Toward the end of 1900, and as its Senior Medical Officer, Haymes joined an exploration party into the ‘virtually unknown Bahr-el-Gazal region under Miralai Sparkes Bey. The party consisted of five British officers and two British sergeants, 11 Egyptian officers, an interpreter, a clerk, 84 regulars, 266 irregulars and 216 wives and children. They also took 100 men and women rescued from slavery in Omdurman to be returned to their native tribes’. On 29 November 1900 the Bahr-el-Gazal exploration party left Khartoum on three steamers heading south along the White Nile.

Having crossed Lake No the steamers entered the Bahr-el-Ghazal river ‘which was spread out in a vast area of virtually impassable swamps covered by tall papyrus and thick vegetation, swarming with crocodile and hippopotami’. The party ‘pushed on down the river to Mashra-el-Rek, where Sparkes took Haymes and a detachment of soldiers to the Tueng river, about 120 miles and an eight-day hike away’. The village of Gor Ghattas was reached on New Year's Eve in 1900 and the British and Egyptian flags were raised ‘to the tune of the Khedival March’.

The party spent a year exploring the region attempting to assert government authority on the Dinka, Shulluk and Jur tribes and travelling further down the Bahr-el-Ghazal river to towns and villages as far south as the border with the Belgian Congo. Having established themselves in the province, the party was joined by further men and supplies helping to clear river routes, encourage trade and endeavouring to prevent slave trading, cattle rustling and general disputes between tribes.

Sparkes Bey contracted a fever at Waw whereupon it was decided to return to Khartoum by steamer. As a reward for his role in the exploration party in Bahr-el-Ghazal, Haymes was awarded the clasp ‘Bahr-el-Ghazal 1900–1902’ for his Khedives Sudan Medal.

Haymes was promoted to captain and later in 1902 travelled to Alexandria, where he ably helped control the cholera pandemic, which had claimed the lives of 35,000 people, and ‘did important sanitary medical work’. This was ‘the first attempt to fight a pandemic using modern thinking and techniques and shortly afterwards the outbreak was contained’.

Haymes returned to the Sudan, where he was selected by the Sirdar, Reginald Wingate (later Sir Reginald Wingate Bt GCB GCVO GBE KCMG DSO), for the appointment of Inspector of the Bahr-el-Ghazal Province. He ‘spent a year doing valuable work in surveying and boundary delimitation’ and also took up Big Game Hunting sending specimens of rarer animals back home to the British Museum.

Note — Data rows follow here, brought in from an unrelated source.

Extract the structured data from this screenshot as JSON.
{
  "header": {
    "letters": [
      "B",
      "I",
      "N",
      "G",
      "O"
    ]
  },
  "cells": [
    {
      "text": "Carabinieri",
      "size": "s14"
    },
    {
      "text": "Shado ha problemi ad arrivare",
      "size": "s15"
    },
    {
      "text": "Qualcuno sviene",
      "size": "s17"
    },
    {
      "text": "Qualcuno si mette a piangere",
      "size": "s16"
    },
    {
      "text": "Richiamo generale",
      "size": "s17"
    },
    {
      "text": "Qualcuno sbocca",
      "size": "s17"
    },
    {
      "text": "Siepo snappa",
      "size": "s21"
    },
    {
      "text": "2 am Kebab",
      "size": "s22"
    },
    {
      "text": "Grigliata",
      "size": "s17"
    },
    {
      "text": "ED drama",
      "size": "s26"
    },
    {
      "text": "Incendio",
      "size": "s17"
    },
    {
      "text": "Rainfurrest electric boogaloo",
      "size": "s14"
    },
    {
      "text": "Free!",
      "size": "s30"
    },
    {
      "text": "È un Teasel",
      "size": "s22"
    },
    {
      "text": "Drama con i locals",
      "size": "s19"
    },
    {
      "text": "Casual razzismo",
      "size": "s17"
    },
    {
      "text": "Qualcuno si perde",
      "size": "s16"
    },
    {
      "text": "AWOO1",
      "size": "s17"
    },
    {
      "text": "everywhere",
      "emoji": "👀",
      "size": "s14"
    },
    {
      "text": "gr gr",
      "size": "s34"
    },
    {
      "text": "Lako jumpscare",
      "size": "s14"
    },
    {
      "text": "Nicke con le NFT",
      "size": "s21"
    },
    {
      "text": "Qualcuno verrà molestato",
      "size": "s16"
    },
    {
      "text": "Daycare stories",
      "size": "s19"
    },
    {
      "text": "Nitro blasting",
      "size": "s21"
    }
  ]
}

He was admitted to the Venerable Order of St John as a Serving Brother in 1901 and awarded the Order of the Medjidie (4th Class) in 1902.

==The Nyam Nyam ambush==
In February 1904, as Principal Medical Officer and Staff Officer, Haymes joined ‘a patrol of 100 men (with two Maxim machine guns) in an attempt to reopen negotiations with Chief Yambio’ and avenge the murder of a British officer, Captain Scott-Barbour. As the patrol:

‘approached Rikta’s village gunfire was suddenly opened up on them at a few yards range and almost simultaneously a number of spear and bowmen lying concealed in the Khor, charged the government troops. The result was hand-to-hand melee, from which the Nyam Nyam rapidly withdrew into the high grass with which the surrounding country was covered. The Maxims were quickly brought into action, and cleared the enemy from the high grass which was as soon as possible burnt. Bimbashi Haymes had received a dangerous gunshot wound in the head and one man of the XV Sudanese had been killed, whilst nine others were wounded, mostly by spears and arrows. The Nyam Nyam, who are said to have numbered about 50, left behind six dead’.

Haymes died of his head wounds at Tonj on 15 March 1904, just two days before his thirty-second birthday.